SOURCE: Amazon Is Planning Its Own Private Fleet Of Delivery Trucks
Amazon would deploy private vehicles - like the ones it currently uses for its grocery service, Amazon Fresh - to make service faster and to give it more control over its own transportation costs, according to consultant James Tompkins.
Amazon has divided the nation into three segments based on population size, says Tompkins: the top 40 markets (which make up about half the U.S. population), the next 60 largest population areas, and the remaining regions, which account for about one-third of the population.
Amazon would serve those top 40 markets with its own private fleet of delivery vehicles, and use regional delivery carriers and the U.S. Postal Service for the other two areas, respectively. Notice that FedEx and UPS get completely cut out of this restructuring. Orders would be routed through Amazon's 55 fulfillment centers, and would let it deliver more items in under two days, presumably faster and cheaper than UPS or FedEx.

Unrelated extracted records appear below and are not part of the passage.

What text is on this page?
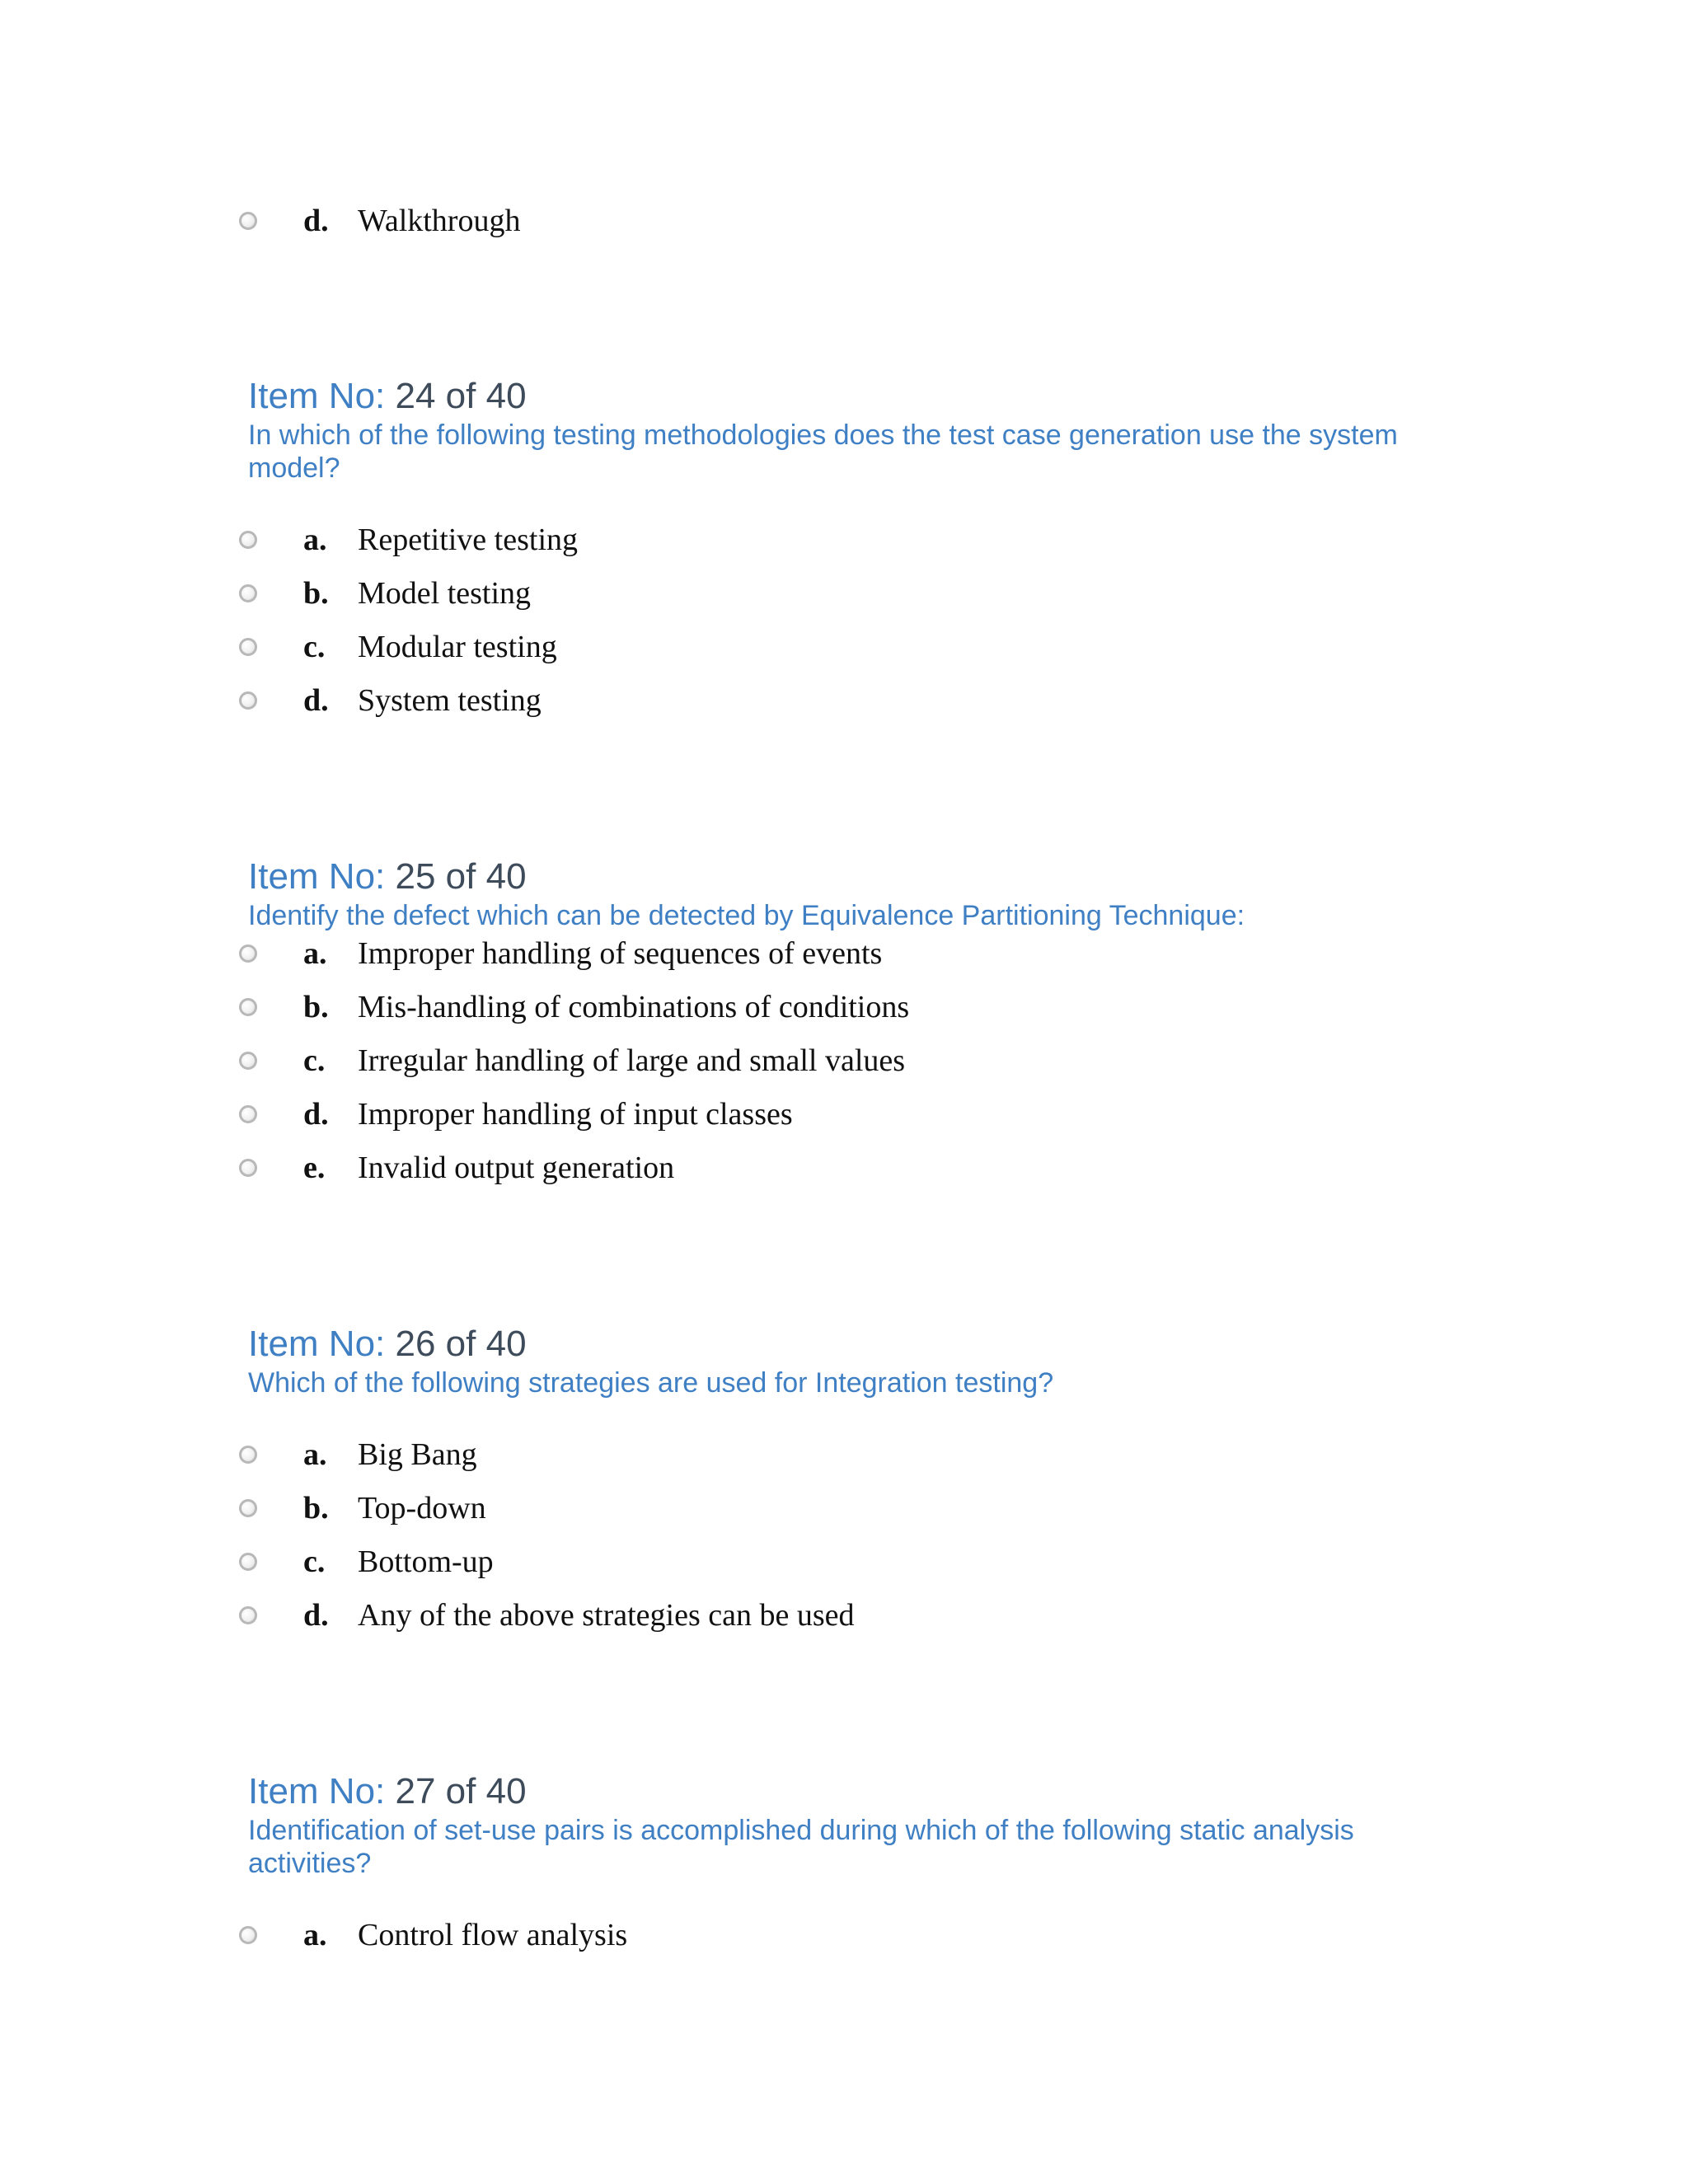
d. Walkthrough
Item No: 24 of 40
In which of the following testing methodologies does the test case generation use the system model?
a. Repetitive testing
b. Model testing
c.	Modular testing
d. System testing
Item No: 25 of 40
Identify the defect which can be detected by Equivalence Partitioning Technique:
a. Improper handling of sequences of events
b. Mis-handling of combinations of conditions
c.	Irregular handling of large and small values
d. Improper handling of input classes
e.	Invalid output generation
Item No: 26 of 40
Which of the following strategies are used for Integration testing?
a. Big Bang
b. Top-down
c.	Bottom-up
d. Any of the above strategies can be used
Item No: 27 of 40
Identification of set-use pairs is accomplished during which of the following static analysis activities?
a. Control flow analysis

Hypothetically, increasing its number of delivery vehicles seems to make sense for Amazon. The company's shipping expenses increased by $1.1 billion between 2011 and 2012, and, in a recent quarterly report, Amazon said that it expected its net cost of shipping to rise even more as shipping methods get more expensive and more customers start using Prime.
Amazon also just announced that it's raising the price of its Prime subscription service from $79 to $99 per year, a move that could be tied to this proposed expansion. After all, Amazon hasn't changed anything about its Prime service with the price hike; the extra money could be used to fund the new vehicles.
Tompkins says that Amazon is modeling this new initiative from insights the company gained through Amazon Fresh, the service for people in Seattle, San Francisco and Los Angeles to receive same-day delivery of local groceries that Amazon has been running for the last five years. Unlike Fresh, the expanded service would deliver general products as well as groceries. Tompkins said that Amazon is pursuing the timeline of this rollout "very aggressively."
Because Tompkins couldn't describe the nature of his involvement with Amazon, we have to take this theory with a grain of salt. It's hard to believe that Amazon would migrate completely away from using UPS and FedEx, which currently handle most of its deliveries. Likely, additional private Amazon vehicles would supplement these existing shipping methods.
Business Insider has reached out to Amazon for comment.
Disclosure: Jeff Bezos is an investor in Business Insider through his personal investment company Bezos Expeditions.